Der estnische Grenzschutz verlangt von Moskau Aufklärung über den Zwischenfall. Die Regierung erinnert daran, dass Russland mit solchen Provokationen seit Jahren Ängste schüren will.

Von Matthias Kolb

Die estnische Grenzpolizei wirft Russland vor, in der Nacht auf Donnerstag mehr als 20 Leuchtbojen aus dem Grenzfluss Narva entfernt zu haben. Einer Mitteilung der estnischen Behörde zufolge dienten die Bojen dazu, die Routen für den Schiffsverkehr zu markieren. Der Generaldirektor der Behörde, Egert Belitšev, sprach am Donnerstagnachmittag vor Journalisten von einer "offensichtlichen Provokation". Die estnischen Grenzschützer hätten in der Nacht nicht eingegriffen, um eine Eskalation zu vermeiden. Er rate allen Staatsbürgern, möglichst vorsichtig zu sein und kein russisches Staatsgebiet zu betreten.

Eerik Purgel, der für Ostestland zuständige Grenzschützer, erklärte, man werde die russischen Grenzschützer kontaktieren, um mehr über die Hintergründe der Aktion "und die Rückgabe der Bojen" zu erfahren. Estland ist seit 2004 Mitglied der Europäischen Union und des Verteidigungsbündnisses Nato und hat eine knapp 300 Kilometer lange Grenze mit Russland.
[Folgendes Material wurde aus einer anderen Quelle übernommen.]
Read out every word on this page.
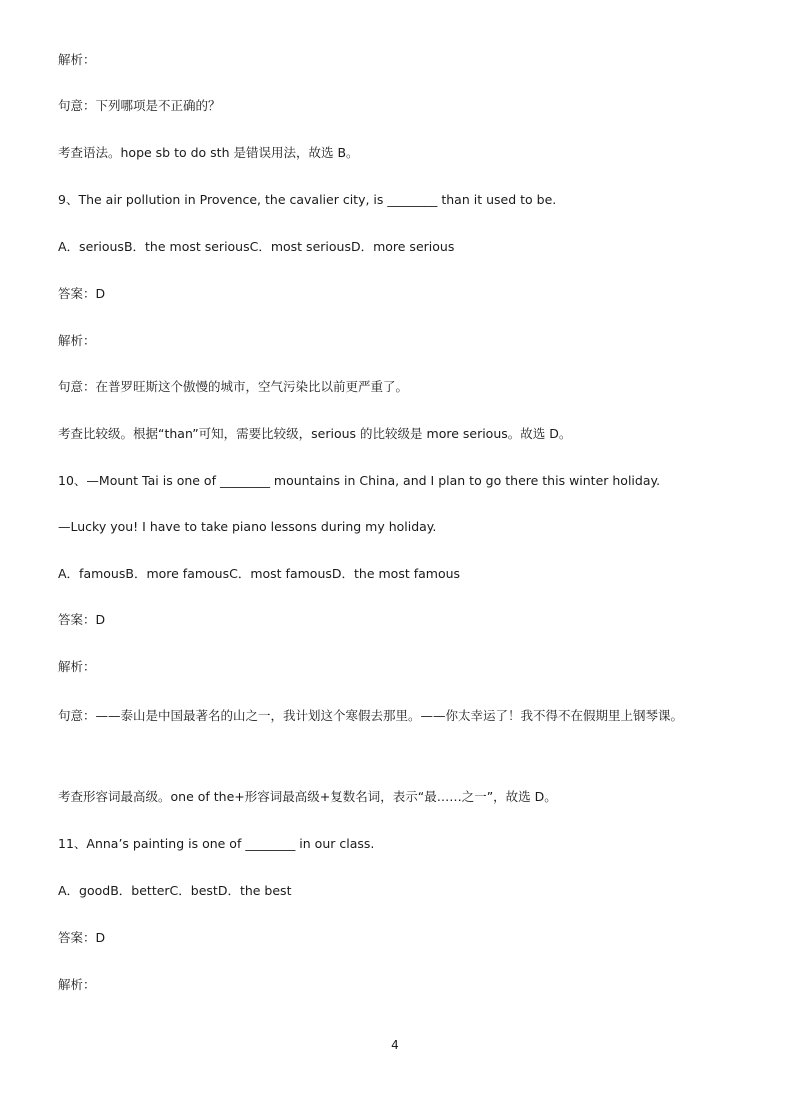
解析：
句意：下列哪项是不正确的？
考查语法。hope sb to do sth 是错误用法，故选 B。
9、The air pollution in Provence, the cavalier city, is ________ than it used to be.
A．seriousB．the most seriousC．most seriousD．more serious
答案：D
解析：
句意：在普罗旺斯这个傲慢的城市，空气污染比以前更严重了。
考查比较级。根据“than”可知，需要比较级，serious 的比较级是 more serious。故选 D。
10、—Mount Tai is one of ________ mountains in China, and I plan to go there this winter holiday.
—Lucky you! I have to take piano lessons during my holiday.
A．famousB．more famousC．most famousD．the most famous
答案：D
解析：
句意：——泰山是中国最著名的山之一，我计划这个寒假去那里。——你太幸运了！我不得不在假期里上钢琴课。
考查形容词最高级。one of the+形容词最高级+复数名词，表示“最……之一”，故选 D。
11、Anna’s painting is one of ________ in our class.
A．goodB．betterC．bestD．the best
答案：D
解析：
4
Russland provoziert Estland seit Jahren

In Tallinn sagte Regierungschefin Kaja Kallas in einer Pressekonferenz ebenfalls, dass die genauen Umstände aufgeklärt werden müssten. "Wir werden uns diesen Fall nüchtern und ausgewogen ansehen und uns gegebenenfalls mit unseren Verbündeten absprechen", sagte sie. Er passe ins Bild ähnlicher russischer Aktionen und sei ein Versuch, Angst zu verbreiten. Etwa 20 Prozent der estnischen Bevölkerung ist russischsprachig.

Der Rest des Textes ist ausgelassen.